"Although medieval manuscripts are not my field", Sido commented, "a moose does not seem more unusual than the presence of elephants in the European manuscripts I have been looking at since I first discovered a book of hours in a painted music box."
"Yes, there are elephants in medieval manuscript, even earlier than the mid-thirteenth century when Matthew Paris documented the elephant that for the Royal Menagerie, King Louis IX of France gave to King Henry III of England. Where the French King got this elephant I do not know. But, whether from crusade travels or in cultural exchange, elephants were known by the creators of medieval bestiaries. However, I don't recall a moose in any other manuscript. Moose were mostly extinct in France at the time of the Music Box Book of Hours."
"So", Sido responded, "the question is: why does a moose appear in the Music Box Book of Hours?"

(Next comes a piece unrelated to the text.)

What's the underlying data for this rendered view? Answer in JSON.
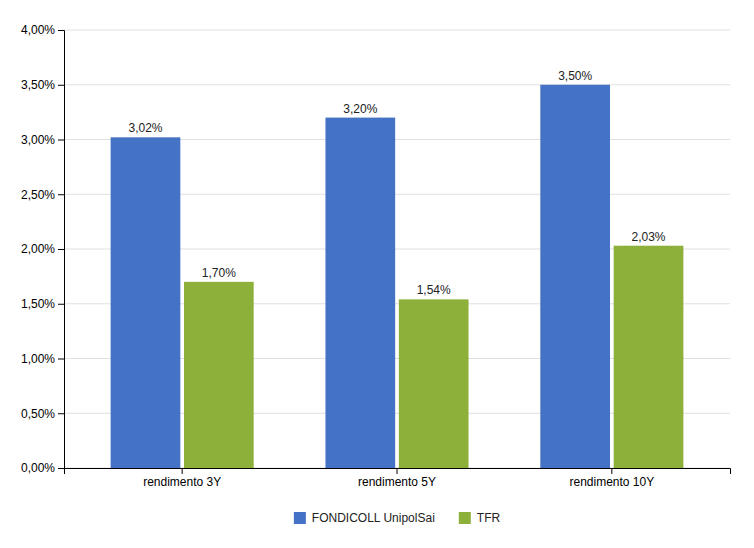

"The trail I want follow is in accounts of explorers in the New World, but also I'll look at other possibilities, such as Viking settlers in Brittany when in the aftermath of the Viking sieges of Paris in the 9th century, they sailed down the Seine. Long after the subsequent arrival of Viking men in Brittany and the Loire Valley, were memories of moose -- not uncommon in their homelands -- passed down in legend?"
"The bird in the border is a Canadian Goose," Tyrone commented that evening, as they looked at the slides Sido had made of the images in the Music Box Book of Hours.